/ 14 June 2013

The struggle of life after apartheid

The Struggle Of Life After Apartheid

STRANGE PILGIMAGES (Short Stories) by Achmat Dangor (Picador Africa)

In Achmat Dangor's stories the protagonists are, for the most part, diverse South African people of colour, some of mixed race, some not. Some of them lived in exile during the struggle, others are overseas in the post-1994 period of transition (which we are still in).

He looks at how people manage their relationships with wives, mothers, in-laws and lovers in these conditions, and, in all the stories, his protagonists investigate their past.

His view of humanity is generally bleak, and for this reason, the stories are not comfortable reading. Misunderstanding, guilt, alienation and delusion all feature.

Dangor was shortlisted for the Booker Prize in 2004 (for his novel Bitter Fruit) and won the Herman Charles Bosman Prize (for Kafka's Curse) and these stories continue his tradition of looking below the superficial, trying to situate his subjects in their deeply personal lives and within their sociopolitical context.

Some stories, such as the first one, Poppie of 42nd Street, are constructed of seemingly snatched-up fragments of experience and memory.

While walking the streets of New York, an exiled young South African writer sees a woman who reminds him of his grandmother, and (rather madly) starts to follow her.

This bizarre little episode, and the flood of memories it brings, shake him from his writer's block. There is a sense in all these stories of how tenuous and subject to chance our consciousness is, especially for those who have lived the fractured life of exile and the struggle.

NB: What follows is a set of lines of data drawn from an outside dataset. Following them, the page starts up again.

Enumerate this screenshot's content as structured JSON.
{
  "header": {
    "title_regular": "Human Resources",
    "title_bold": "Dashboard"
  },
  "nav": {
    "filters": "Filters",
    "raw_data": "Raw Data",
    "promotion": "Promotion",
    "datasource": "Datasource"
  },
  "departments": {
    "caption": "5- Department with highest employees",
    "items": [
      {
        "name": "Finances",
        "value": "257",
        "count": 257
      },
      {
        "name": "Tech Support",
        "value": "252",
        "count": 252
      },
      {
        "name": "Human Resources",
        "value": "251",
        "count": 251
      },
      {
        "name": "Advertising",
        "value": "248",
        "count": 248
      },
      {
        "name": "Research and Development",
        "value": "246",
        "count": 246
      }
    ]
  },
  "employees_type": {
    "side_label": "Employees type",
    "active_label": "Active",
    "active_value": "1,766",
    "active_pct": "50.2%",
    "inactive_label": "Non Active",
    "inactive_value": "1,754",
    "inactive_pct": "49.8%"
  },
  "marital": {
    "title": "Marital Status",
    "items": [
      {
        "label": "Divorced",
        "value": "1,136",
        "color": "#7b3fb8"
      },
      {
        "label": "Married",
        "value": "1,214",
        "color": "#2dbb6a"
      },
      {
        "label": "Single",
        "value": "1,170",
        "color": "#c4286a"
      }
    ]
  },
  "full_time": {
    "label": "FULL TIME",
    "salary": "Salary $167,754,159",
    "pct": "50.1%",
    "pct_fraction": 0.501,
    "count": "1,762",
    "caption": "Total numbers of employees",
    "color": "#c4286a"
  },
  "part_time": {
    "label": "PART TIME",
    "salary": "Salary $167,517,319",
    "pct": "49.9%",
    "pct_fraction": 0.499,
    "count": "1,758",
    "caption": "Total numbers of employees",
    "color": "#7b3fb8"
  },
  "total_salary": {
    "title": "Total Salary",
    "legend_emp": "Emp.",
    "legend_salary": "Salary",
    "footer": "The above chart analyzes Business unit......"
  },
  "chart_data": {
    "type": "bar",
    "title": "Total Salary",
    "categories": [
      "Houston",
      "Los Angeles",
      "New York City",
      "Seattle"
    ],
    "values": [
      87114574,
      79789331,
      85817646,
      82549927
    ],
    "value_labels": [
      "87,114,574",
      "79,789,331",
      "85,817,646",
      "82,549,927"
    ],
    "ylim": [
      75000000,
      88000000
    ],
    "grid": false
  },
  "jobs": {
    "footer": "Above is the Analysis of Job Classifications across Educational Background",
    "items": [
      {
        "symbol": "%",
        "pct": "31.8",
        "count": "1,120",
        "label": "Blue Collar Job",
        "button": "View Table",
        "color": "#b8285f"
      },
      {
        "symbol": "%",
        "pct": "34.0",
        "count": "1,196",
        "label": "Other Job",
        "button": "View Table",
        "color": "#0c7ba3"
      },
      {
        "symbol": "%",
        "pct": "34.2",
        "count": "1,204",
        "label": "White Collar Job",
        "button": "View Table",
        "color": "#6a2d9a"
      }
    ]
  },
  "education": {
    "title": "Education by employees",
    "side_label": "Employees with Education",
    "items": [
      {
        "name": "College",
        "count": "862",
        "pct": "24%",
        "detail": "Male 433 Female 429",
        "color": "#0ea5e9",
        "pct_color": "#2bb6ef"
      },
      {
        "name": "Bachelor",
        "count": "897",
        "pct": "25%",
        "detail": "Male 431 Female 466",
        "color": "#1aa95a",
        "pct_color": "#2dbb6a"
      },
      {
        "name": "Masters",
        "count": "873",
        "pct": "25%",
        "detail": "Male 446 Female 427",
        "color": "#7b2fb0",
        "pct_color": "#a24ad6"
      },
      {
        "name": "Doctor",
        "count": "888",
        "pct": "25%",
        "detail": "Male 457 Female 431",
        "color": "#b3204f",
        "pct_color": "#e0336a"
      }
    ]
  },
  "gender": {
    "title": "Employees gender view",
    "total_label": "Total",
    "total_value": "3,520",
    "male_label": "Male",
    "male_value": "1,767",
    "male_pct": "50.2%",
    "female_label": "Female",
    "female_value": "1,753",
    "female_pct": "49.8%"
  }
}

Though they are all interesting, I found two of these stories to be really excellent: Skin Costs Extra and Goodbye, Goodnight.

In the former, a young black economist, Simon, recently moved from Soweto to the (formerly white) suburbs, and previously "deployed" in the United Kingdom (pre-liberation), accepts a job in New York.

He is adept at suppressing things he does not want to remember — more so than most of us.

Dangor shows, very cleverly, how, even when he knows he is guilty of jeopardising the lives of his wife and child, he manages to find a way to blame his wife.

Goodbye, Goodnight is a jagged, unresolved, paradoxical story about loving a woman who turns out to be far more duplicitous than her name, Firdose (heaven), suggests.

She was the most perplexing of lovers, and memories of her are revived when the narrator, now an archivist, has to deal with a security police file which proves quite revealing.

A snatch of conversation shows some of her dilemma. This is her response when he suggests she return to South Africa with him: "So, shall I become the good, obedient motchie again, waiting for hubby to come home, the warrior back from his wars? Shall I wear just a veil or the whole Ninja hijab thing?"

This, before she abandons him there in the bar at The Algonquin, New York, where they have been having a reconciliatory drink. There's more to this story — it includes an abandoned cat.

These two stories embody Dangor's concern with living in troubled times, though whether people are any more emotionally attuned or morally fine in easier circumstances is explored in all world literatures.

These stories will appeal to those who like a shot of history and reality in their fiction, such as one finds in Nadine Gordimer's No Time Like the Present (2012) and Wally Serote's Revelation (2011).

Though Dangor's stories are not as challenging to read as either of these, they are, like them, situated in our real, post-apartheid society, seen through the eyes of a perceptive analyst, and are an important record of this time.